The vast majority of protesters are unarmed, but a small and growing number have begun throwing Molotov cocktails — homemade gasoline bombs — at security forces, a previously rare tactic.
"They are attacking us with live bullets and tear gas, so this is why we are using these," says Mohammad, who refuses to give his last name. He and five other young men are wearing tactical vests, each pocket holding a glass soda bottle or liquor bottle containing gasoline and a homemade fuse.
Iraqi riot police deployed at the protests are outfitted in body armor, helmets and protective shields. Mohammad, who sold spare parts for cars and machine tools before he started joining the protests, said the aim is not to hurt security forces, but to create a barrier they will not cross.
"We are doing this to keep the army away from Tahrir Square so people can protest peacefully," he says. "We are going to be human shields. We want to keep the educated people — the doctors and engineers — safe."
One of the protest organizers, Kamal Jabar, said he has advised young people taking part not to throw gasoline bombs. He says it is hurting their cause.
"I lost this argument," he says. "I cannot keep telling tell them, 'Go – God will protect you.' God is not protecting us."
Two days later, the protesters were still controlling the interchange — but at a cost. Three were killed Monday near the highway, one shot in the head. A fourth person was killed on Tuesday.
A video posted by activists on social media showed security forces on an overpass above the highway on Monday, some firing directly into the crowd.
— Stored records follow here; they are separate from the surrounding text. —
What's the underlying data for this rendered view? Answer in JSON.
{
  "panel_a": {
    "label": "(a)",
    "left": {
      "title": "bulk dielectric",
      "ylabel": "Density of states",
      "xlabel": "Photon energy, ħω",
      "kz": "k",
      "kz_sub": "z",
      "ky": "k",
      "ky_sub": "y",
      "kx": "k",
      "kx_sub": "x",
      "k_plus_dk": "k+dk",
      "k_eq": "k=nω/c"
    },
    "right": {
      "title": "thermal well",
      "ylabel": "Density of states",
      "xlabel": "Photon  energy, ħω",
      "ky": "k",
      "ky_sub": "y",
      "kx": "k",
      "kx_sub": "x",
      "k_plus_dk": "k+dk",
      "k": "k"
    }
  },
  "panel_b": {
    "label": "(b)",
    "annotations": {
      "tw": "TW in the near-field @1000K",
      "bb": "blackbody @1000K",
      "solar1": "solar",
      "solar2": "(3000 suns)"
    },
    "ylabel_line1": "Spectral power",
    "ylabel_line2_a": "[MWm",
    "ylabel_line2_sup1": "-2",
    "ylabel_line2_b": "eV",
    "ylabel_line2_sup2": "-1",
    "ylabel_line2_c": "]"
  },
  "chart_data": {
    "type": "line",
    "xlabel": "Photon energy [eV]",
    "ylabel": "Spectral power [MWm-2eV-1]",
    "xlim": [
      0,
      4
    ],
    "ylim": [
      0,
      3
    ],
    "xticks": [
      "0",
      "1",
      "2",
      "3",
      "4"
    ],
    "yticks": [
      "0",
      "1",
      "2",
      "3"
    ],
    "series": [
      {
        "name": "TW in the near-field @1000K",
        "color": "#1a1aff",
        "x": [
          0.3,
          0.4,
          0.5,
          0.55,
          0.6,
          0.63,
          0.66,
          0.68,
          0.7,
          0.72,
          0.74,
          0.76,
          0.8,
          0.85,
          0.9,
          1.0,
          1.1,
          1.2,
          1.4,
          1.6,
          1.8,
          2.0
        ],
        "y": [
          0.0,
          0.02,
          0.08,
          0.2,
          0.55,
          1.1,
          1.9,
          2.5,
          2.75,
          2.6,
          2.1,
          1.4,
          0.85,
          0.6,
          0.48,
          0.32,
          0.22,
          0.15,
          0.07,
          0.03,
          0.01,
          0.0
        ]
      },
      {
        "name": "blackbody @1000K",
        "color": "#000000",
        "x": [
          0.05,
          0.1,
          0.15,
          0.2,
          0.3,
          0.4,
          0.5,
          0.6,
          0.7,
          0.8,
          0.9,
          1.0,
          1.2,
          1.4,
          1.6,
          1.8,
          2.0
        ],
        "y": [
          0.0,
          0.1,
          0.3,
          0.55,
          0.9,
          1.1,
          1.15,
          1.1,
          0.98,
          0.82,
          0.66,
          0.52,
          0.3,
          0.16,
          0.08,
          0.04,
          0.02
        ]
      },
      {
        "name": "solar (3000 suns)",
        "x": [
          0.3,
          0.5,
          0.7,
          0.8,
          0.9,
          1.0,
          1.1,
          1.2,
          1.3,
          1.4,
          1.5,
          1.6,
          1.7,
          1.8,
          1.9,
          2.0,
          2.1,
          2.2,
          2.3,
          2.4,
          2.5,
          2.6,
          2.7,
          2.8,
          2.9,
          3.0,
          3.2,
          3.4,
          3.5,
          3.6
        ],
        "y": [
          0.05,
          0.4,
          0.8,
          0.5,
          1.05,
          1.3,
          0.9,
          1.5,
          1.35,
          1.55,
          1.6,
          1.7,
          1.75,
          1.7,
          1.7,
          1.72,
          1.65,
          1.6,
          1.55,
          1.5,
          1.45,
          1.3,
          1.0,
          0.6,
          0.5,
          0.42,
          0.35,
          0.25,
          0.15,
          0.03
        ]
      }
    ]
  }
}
The Iraqi government, facing intense criticism over the deaths of an estimated 600 protesters since October, pledged in November to deploy riot police without lethal weapons. It has mostly blamed "unknown groups" – a euphemism for militias on the government payroll but not under government control – for the killings.
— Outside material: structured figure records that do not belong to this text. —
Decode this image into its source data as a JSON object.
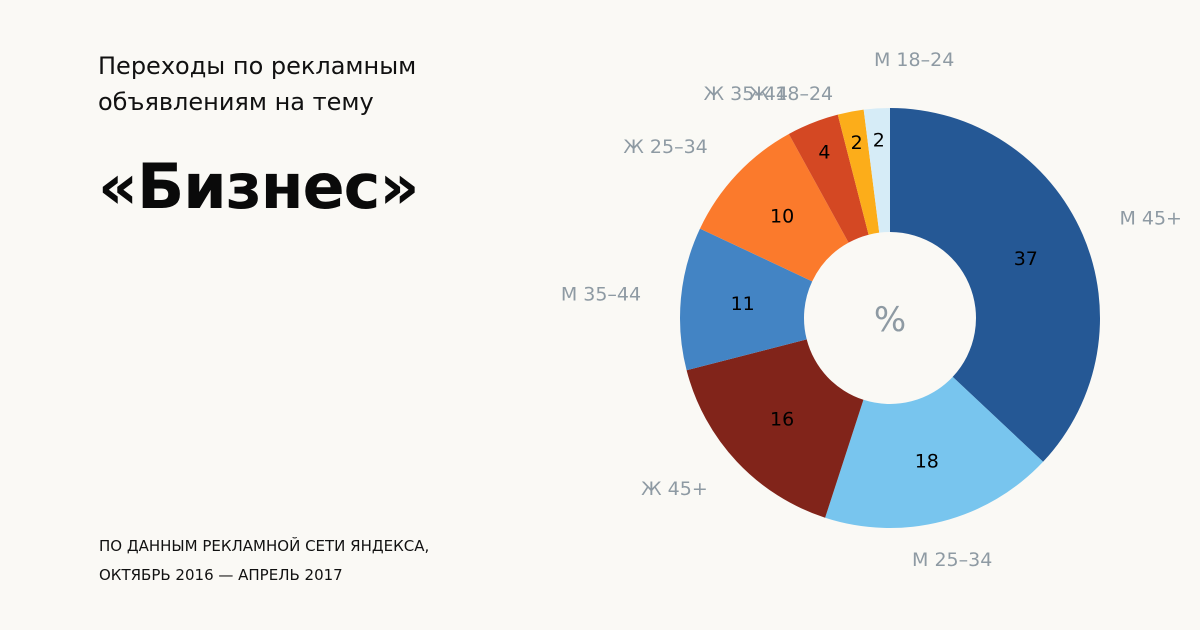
{
  "header": {
    "subtitle_line1": "Переходы по рекламным",
    "subtitle_line2": "объявлениям на тему",
    "title": "«Бизнес»"
  },
  "footer": {
    "source_line1": "ПО ДАННЫМ РЕКЛАМНОЙ СЕТИ ЯНДЕКСА,",
    "source_line2": "ОКТЯБРЬ 2016 — АПРЕЛЬ 2017"
  },
  "chart_data": {
    "type": "pie",
    "center_label": "%",
    "slices": [
      {
        "label": "М 45+",
        "value": 37,
        "color": "#255895"
      },
      {
        "label": "М 25–34",
        "value": 18,
        "color": "#78c5ee"
      },
      {
        "label": "Ж 45+",
        "value": 16,
        "color": "#81241a"
      },
      {
        "label": "М 35–44",
        "value": 11,
        "color": "#4384c4"
      },
      {
        "label": "Ж 25–34",
        "value": 10,
        "color": "#fb7a2c"
      },
      {
        "label": "Ж 35–44",
        "value": 4,
        "color": "#d44823"
      },
      {
        "label": "Ж 18–24",
        "value": 2,
        "color": "#fcad1a"
      },
      {
        "label": "М 18–24",
        "value": 2,
        "color": "#d6ecf7"
      }
    ]
  }
}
While the protesters have no central leadership, they have emerged as a force in Iraq's turbulent politics, demanding an end to a political system divided along sectarian lines and dominated by notoriously corrupt parties, many tied to Iran and having their own militias.
Prime Minister Adil Abdul-Mahdi, who took power last year with the support of both Iran and the United States, submitted his resignation in November, part of the fallout from the protests. But protesters have rejected new prime ministerial candidates — signaling their disapproval by unfurling giant banners with an X over the candidates' faces — and it's unknown when a new prime minister will be named. Abdul-Mahdi remains in a caretaker position for now.
Laith Kubba, a former advisor to Abdul-Mahdi, said the unprecedented protests have made it impossible for Iraqi politics to return to the status quo, in which corruption is rampant and government ministries are divided between political parties along sectarian and ethnic lines.
He warns that those who are attacking protesters are a threat to the entire country.
"It reminds me of the early days when Saddam Hussein and the Baath Party came to power and they started building a repressive machine," he says. "If it's not halted now, it will become a monster."